In the second part of our two-part series on converting DTMF applications to use speech recognition, we will look at a few types of speech applications, how to work with text to speech applications, and some considerations in building grammars.
This type of application uses open-ended question. For example, "Hi, thanks for calling company X, what would you like to do?" This type of question has manypossible responses. A user would interact with the application naturally and say what they would like. The danger of natural language is that the number of natural responses is much, much higher then the developers had realized in advance. What occurs then is that a developer would have to account for so many responses that the application tends to be more difficult to develop. Natural language is good for the user in that it is nicer and easier and to use, but if the developer fails to account for a user's response it suddenly becomes less useable. Generally accuracy is a little lower with Natural Language, because there are larger grammars that mean a greater chance for mistakes. Many times instead of a natural language application, we recommend a directed dialog application.
Ask the user specific questions and provide guidelines as to what they should say. So instead of asking, "What you like to do?" we would instead say, "Hi and thanks for calling Bank X, would you like information regarding your checking account, savings account or to make a transfer?" The user may then respond, "Checking account," or "Access my savings account," or "Make a transfer." We have directed the user to say what we want to hear, and the number of responses has become much narrower. This means that the application has become easier to build, develop and test. Also, accuracy increases which makes it easier on everyone involved. This is why directed dialog is what we recommend, especially if you're new to speech application development.
is a very important part of directed dialog. You may want to avoid prompts such as "For checking, say checking." This type of dialog is a holdover from the DTMF days. Instead, simply tell your callers that they can access their checking account and they will figure it out. Or a prompt that says, "Tell me what you would like to do: you may access checking, savings?" The user can figure out that saying "access checking" will get them to where they would like to be. Prompts, when done well, should give the user a mental model as to how the application works.
The Speech Engine works based on probabilities. It's never 100 percent certain that it understood what the caller actually said. So the engine returns what thinks the user said and an associated score, which is referred to as a confidence score. The confidence score represents how likely it is that the Engine got the user's speech correct. So the Engine may have heard the word "Checking" but there's only a 60 percent chance that it was heard correctly.
So then the application looks at that confidence score and may determine that the score is low, and prior to transferring the user to the checking account a confirmation is presented to the user. "Would you like access your checking account?" Then the user can say yes or no. It's important not to use confirmations every time a caller makes a response. Only confirm when the confidence score is low. So if the Engine returns a confidence score of 98 percent there is no reason to frustrate the user for a confirmation.
It should obviously be used for dynamic data when reading from a database that cannot be prerecorded such as account balances. TTS is great for those occasions and there are great TTS engines.
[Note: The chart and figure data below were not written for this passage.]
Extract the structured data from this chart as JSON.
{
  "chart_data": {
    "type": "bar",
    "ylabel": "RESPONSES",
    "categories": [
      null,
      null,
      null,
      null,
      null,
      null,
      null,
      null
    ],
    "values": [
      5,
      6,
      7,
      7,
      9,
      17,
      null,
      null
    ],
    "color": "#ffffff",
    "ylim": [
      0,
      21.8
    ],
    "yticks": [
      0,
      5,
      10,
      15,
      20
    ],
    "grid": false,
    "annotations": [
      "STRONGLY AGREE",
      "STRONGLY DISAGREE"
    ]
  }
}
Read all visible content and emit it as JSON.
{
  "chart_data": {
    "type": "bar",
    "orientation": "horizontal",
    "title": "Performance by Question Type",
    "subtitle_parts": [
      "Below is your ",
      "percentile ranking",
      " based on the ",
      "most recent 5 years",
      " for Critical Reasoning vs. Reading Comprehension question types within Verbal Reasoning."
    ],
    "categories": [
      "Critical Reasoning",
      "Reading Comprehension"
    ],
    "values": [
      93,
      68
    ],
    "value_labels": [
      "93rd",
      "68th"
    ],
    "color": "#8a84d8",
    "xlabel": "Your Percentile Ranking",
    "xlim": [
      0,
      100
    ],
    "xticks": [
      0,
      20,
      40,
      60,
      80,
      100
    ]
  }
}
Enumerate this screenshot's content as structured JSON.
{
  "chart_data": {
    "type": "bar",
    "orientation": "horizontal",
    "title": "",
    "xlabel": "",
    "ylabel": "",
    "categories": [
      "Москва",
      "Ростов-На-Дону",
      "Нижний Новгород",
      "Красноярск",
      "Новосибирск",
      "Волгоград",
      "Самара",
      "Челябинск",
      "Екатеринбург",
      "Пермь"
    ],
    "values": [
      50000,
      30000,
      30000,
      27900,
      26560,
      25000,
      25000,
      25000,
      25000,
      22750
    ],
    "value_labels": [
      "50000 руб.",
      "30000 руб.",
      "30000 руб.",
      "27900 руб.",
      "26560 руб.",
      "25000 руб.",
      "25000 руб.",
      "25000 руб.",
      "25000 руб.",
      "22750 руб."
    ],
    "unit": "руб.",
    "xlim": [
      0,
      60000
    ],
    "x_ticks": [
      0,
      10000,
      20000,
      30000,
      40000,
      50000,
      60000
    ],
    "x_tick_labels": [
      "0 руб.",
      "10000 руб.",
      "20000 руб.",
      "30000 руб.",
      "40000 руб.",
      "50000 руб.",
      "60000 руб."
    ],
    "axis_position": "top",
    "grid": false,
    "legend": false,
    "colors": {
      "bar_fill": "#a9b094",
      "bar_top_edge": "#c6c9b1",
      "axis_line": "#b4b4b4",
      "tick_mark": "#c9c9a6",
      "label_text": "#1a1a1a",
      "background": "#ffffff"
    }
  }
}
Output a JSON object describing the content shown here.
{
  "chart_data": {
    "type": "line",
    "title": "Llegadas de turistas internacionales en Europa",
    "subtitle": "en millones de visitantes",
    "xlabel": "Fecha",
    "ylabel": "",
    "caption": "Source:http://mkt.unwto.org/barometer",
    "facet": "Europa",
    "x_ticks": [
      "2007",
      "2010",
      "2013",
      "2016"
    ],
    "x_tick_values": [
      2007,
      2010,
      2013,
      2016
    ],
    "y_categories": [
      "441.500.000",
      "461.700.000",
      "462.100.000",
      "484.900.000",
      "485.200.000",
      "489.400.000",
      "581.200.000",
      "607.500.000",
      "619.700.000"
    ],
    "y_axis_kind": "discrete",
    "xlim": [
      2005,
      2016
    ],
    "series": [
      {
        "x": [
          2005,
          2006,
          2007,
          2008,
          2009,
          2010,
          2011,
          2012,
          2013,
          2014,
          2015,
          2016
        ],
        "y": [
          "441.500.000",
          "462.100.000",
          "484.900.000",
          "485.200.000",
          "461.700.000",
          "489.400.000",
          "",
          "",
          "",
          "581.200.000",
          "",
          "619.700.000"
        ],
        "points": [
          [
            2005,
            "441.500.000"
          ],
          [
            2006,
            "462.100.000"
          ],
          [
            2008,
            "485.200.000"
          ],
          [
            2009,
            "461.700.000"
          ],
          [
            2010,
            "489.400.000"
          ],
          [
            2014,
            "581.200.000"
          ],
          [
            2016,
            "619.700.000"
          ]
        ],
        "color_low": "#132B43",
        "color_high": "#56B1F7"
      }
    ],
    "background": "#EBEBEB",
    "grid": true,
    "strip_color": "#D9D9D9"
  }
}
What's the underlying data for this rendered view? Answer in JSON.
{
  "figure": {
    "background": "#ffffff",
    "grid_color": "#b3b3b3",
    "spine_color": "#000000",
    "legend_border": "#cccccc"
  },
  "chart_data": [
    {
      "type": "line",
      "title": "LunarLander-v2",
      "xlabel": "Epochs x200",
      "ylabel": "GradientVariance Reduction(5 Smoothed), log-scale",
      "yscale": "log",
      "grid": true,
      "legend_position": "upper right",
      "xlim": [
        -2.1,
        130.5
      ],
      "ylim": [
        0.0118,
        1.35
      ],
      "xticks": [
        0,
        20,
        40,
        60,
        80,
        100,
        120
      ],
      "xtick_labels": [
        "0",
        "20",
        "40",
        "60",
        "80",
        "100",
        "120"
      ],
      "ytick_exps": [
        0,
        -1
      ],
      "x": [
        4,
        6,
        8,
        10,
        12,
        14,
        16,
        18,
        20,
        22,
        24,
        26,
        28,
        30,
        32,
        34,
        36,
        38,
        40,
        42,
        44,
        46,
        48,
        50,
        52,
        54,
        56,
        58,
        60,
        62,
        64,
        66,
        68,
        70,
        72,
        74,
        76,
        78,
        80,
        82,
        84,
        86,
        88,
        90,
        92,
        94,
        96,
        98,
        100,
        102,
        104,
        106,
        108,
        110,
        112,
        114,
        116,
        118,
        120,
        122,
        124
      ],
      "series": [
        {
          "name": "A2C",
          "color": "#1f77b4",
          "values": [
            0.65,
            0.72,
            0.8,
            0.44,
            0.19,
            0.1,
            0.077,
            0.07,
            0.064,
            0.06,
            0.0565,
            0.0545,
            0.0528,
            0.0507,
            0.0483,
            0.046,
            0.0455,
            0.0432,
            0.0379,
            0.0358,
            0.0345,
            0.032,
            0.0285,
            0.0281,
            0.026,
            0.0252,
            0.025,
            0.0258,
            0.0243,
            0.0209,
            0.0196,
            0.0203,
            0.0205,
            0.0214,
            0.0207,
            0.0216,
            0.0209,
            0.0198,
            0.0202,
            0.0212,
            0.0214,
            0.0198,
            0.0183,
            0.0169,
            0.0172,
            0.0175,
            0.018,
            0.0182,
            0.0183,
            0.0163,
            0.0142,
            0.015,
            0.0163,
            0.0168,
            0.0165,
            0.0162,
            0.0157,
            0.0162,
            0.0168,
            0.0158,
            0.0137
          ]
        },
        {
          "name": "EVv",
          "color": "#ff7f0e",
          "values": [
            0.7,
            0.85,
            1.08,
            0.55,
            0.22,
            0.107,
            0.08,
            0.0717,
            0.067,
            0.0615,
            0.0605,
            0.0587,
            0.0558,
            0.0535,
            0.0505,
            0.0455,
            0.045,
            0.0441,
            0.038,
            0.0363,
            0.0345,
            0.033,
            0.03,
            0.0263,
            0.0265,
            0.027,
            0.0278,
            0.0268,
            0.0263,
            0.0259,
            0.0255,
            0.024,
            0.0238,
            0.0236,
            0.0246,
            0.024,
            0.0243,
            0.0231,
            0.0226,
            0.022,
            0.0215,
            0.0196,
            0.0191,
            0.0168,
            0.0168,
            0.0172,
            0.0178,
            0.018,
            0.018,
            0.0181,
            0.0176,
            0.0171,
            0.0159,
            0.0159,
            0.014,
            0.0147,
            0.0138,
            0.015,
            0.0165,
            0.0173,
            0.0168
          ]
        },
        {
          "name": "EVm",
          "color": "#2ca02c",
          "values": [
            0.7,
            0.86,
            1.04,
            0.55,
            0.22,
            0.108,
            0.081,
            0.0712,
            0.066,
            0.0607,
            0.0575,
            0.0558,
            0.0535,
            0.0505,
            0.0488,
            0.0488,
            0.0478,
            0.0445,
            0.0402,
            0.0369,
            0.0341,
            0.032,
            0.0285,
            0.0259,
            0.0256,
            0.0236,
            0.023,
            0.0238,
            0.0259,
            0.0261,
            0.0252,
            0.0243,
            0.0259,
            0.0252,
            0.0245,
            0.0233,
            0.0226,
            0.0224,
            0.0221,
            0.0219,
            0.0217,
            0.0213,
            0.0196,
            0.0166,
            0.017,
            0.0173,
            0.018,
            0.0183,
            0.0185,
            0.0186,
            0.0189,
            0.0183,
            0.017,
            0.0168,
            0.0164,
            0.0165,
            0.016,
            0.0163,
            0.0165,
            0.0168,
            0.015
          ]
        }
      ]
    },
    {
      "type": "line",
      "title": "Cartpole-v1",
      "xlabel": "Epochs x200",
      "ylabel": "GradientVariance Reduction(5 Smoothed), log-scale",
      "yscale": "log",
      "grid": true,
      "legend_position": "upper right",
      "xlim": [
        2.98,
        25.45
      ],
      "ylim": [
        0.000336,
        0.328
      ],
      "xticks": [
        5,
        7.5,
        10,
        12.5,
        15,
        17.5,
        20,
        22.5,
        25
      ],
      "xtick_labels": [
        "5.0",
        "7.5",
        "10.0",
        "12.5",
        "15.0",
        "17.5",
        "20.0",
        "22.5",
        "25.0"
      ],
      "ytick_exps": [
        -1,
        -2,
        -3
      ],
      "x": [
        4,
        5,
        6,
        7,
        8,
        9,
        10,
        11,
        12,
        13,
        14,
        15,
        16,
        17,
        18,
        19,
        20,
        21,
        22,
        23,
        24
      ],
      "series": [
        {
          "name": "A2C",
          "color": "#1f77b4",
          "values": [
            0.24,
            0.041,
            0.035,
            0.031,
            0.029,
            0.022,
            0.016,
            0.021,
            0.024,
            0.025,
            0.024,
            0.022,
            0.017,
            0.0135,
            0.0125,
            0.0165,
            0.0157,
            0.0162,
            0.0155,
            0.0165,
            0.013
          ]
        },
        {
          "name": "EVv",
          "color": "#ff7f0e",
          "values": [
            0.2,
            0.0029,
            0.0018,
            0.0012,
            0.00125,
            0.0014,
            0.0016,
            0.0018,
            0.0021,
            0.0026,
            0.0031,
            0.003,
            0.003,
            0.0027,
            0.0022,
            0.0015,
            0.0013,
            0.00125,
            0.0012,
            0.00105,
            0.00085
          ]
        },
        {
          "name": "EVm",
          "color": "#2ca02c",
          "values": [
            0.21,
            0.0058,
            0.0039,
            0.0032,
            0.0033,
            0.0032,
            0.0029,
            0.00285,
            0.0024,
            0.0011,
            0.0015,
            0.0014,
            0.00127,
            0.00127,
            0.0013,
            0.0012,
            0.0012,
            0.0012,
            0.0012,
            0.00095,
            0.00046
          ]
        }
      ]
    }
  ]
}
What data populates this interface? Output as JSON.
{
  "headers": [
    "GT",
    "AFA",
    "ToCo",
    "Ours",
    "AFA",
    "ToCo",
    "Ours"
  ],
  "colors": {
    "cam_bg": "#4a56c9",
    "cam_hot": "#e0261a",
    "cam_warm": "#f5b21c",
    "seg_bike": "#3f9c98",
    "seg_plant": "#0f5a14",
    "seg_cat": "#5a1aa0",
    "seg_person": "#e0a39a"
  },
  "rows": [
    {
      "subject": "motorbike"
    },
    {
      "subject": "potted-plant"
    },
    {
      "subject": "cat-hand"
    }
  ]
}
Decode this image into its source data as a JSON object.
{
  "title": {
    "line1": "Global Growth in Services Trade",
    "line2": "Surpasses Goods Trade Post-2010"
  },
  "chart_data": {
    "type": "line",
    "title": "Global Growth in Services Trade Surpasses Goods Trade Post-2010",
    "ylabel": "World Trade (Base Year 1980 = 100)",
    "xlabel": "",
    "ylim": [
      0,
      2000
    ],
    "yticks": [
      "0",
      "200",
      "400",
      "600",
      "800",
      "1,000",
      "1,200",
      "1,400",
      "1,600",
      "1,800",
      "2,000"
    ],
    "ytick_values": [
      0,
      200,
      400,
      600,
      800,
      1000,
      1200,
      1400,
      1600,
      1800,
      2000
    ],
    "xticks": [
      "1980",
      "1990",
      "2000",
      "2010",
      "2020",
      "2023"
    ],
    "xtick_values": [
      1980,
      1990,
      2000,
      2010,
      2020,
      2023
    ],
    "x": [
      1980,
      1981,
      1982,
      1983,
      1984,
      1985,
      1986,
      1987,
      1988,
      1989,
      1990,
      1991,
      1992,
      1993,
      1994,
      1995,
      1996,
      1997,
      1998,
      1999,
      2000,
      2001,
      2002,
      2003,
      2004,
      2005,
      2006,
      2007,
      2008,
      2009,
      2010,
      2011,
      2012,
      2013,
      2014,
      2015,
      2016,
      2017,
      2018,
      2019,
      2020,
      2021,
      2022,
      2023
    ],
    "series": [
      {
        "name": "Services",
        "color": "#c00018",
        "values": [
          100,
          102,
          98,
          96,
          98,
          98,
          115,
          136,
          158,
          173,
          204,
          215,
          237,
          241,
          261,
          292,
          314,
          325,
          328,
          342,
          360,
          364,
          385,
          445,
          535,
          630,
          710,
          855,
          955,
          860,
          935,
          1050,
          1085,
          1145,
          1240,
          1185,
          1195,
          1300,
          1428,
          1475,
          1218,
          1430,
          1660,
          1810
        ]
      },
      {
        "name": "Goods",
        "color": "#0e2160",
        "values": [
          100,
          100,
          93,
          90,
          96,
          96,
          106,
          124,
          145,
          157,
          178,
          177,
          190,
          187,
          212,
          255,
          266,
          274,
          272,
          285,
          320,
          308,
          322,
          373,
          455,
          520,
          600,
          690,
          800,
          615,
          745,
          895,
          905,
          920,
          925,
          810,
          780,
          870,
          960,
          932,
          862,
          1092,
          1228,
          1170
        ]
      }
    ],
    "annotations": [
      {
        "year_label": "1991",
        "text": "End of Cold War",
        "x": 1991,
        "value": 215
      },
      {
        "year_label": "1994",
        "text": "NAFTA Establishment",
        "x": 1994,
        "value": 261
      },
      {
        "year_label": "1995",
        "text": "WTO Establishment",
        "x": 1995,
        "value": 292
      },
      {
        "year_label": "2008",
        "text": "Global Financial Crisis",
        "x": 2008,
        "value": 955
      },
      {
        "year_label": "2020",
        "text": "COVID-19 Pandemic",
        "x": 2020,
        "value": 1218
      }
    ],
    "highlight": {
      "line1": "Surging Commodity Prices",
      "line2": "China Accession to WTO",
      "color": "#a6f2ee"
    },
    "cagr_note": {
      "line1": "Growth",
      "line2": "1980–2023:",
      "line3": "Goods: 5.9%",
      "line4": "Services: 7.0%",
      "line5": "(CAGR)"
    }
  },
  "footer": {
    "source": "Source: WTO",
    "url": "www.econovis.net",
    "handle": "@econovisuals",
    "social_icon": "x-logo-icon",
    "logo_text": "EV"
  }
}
However, generally for static prompts you'll want to work with actual recorded voices because speech is intended to be more personable, more engaging and recorded human voices definitely fit the bill better then text to speech engines.
If you've done a good job designing prompts your grammars are easier to design and develop. The key rule with grammars is to keep them as small as you can while still providing good coverage. In case you're not familiar with grammars, they are lists of words that you'll want recognized at a single time. So at a given prompt you'll have a grammar, the grammar is all the words that can be recognized at that prompt.
As grammars get bigger, there is a greater chance that the Engine can mistake what the user said for another word in the grammar. So smaller grammars generally have a higher accuracy rate.
If you have good directed dialogue prompts with clear options available to the caller, most of the users will provide predictable responses. You'll want to design the grammar to accommodate those users. You don't wan to try to listen and cater to the 2 to 5 percent of callers who are calling and making outrageous responses, or responses that simply don't make sense. You do not want to add this type of nonsense into your grammar because you're never going to really be able to handle these odd ball callers because if they're using the system inappropriately it will be near impossible to predict what they are going to say. Also, if you increase the grammar for this small percentage of callers, the rest of the callers who are behaving appropriately have a greater chance of getting misrecognized for one of the items that was added. So, design your grammar for the majority of your callers and not the anomalies.
You will also want to avoid words that sound similar, or phrases that rhyme. Making each option distinct is always best to improved accuracy.
As you deploy the application, you'll want listen to what the users are saying during call sessions, observe how the users are navigating the application. This is part of what is called tuning, and you may find that there are certain words and phrases in your grammar that users never say or rarely say. If possible you'll want to remove that from your grammar, prune the grammar to keep it as lean as possible.